Decisions below 2017 WL 2559616 (C.D. Cal. June 12, 2017), 416 F.Supp.3d 995 (C.D. Cal. Sept. 27, 2019)

Argument(s)

ICE’s use of immigration detainers violates the Fourth Amendment’s prohibition against arbitrary detention and its requirement that a person in government custody receive a prompt, neutral determination of probable cause for their arrest. ICE issues immigration detainers to local law enforcement without any neutral or even individualized probable cause determination, but based merely on the automated review of computerized databases that are incomplete and inaccurate. The subjects of these detainers are frequently held for at least 48 hours after they are otherwise eligible for release, even though most are not even taken into ICE custody. Those taken into ICE custody are frequently denied bond and remain in detention for additional weeks, months, or even years before an immigration judge rules on their removal proceedings, without any neutral review of probable cause supporting their arrest.
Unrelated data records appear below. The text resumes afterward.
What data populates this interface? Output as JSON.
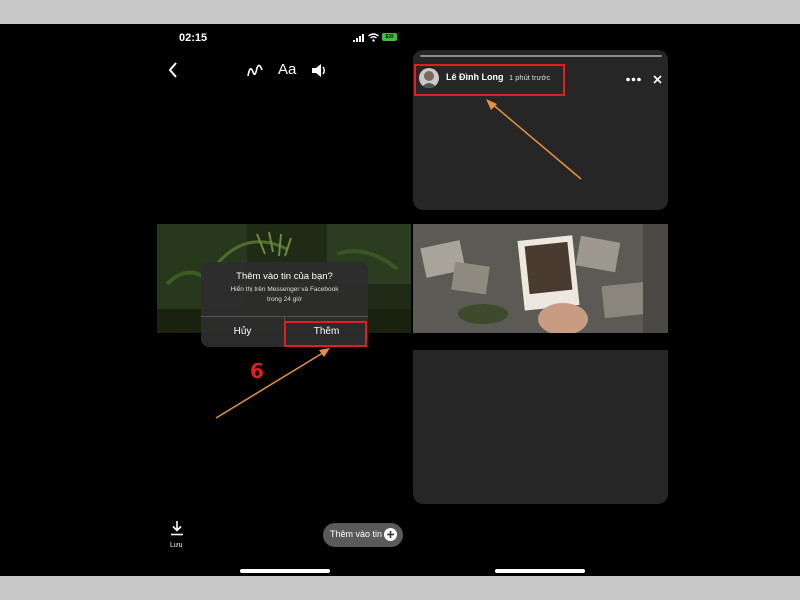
{
  "status_bar": {
    "time": "02:15",
    "battery": "EXI"
  },
  "editor_toolbar": {
    "back_icon": "chevron-left-icon",
    "draw_icon": "squiggle-draw-icon",
    "text_tool_label": "Aa",
    "sound_icon": "speaker-icon"
  },
  "dialog": {
    "title": "Thêm vào tin của bạn?",
    "message_line1": "Hiển thị trên Messenger và Facebook",
    "message_line2": "trong 24 giờ",
    "cancel_label": "Hủy",
    "confirm_label": "Thêm"
  },
  "annotation": {
    "step_number": "6",
    "highlight_color": "#e02020",
    "arrow_color": "#e8923a"
  },
  "bottom_bar": {
    "save_label": "Lưu",
    "add_to_story_label": "Thêm vào tin"
  },
  "story_viewer": {
    "user_name": "Lê Đình Long",
    "time_ago": "1 phút trước",
    "more_icon": "more-dots-icon",
    "close_icon": "close-icon"
  }
}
ICE detainers also result in a wide range of negative collateral consequences even separate and apart from lengthy detention. Because ICE detainers have repercussions indistinguishable from criminal proceedings in which prompt, neutral review of probable cause is required, they must be subject to the same Fourth Amendment protections under Gerstein.

Author(s)

Susan Krumplitsch, Alexis Burgess, and Nandan Padmanabhan, DLA Piper LLP (US); Lena Graber, Immigrant Legal Resource Center; Sirine Shebaya, National Immigration Project of the National Lawyers Guild; Michael Kagan, University of Nevada, Las Vegas; Zoe Levine, Bronx Defenders; Leila Kang, Immigration Defense Project; Ann Benson, Washington Defender Association; Brooke Menschel, Brooklyn Defender Services; Gia Cincone, NACDL Amicus Vice Chair for the Ninth Circuit, Kilpatrick, Townsend & Stockton LLP, San Francisco, CA.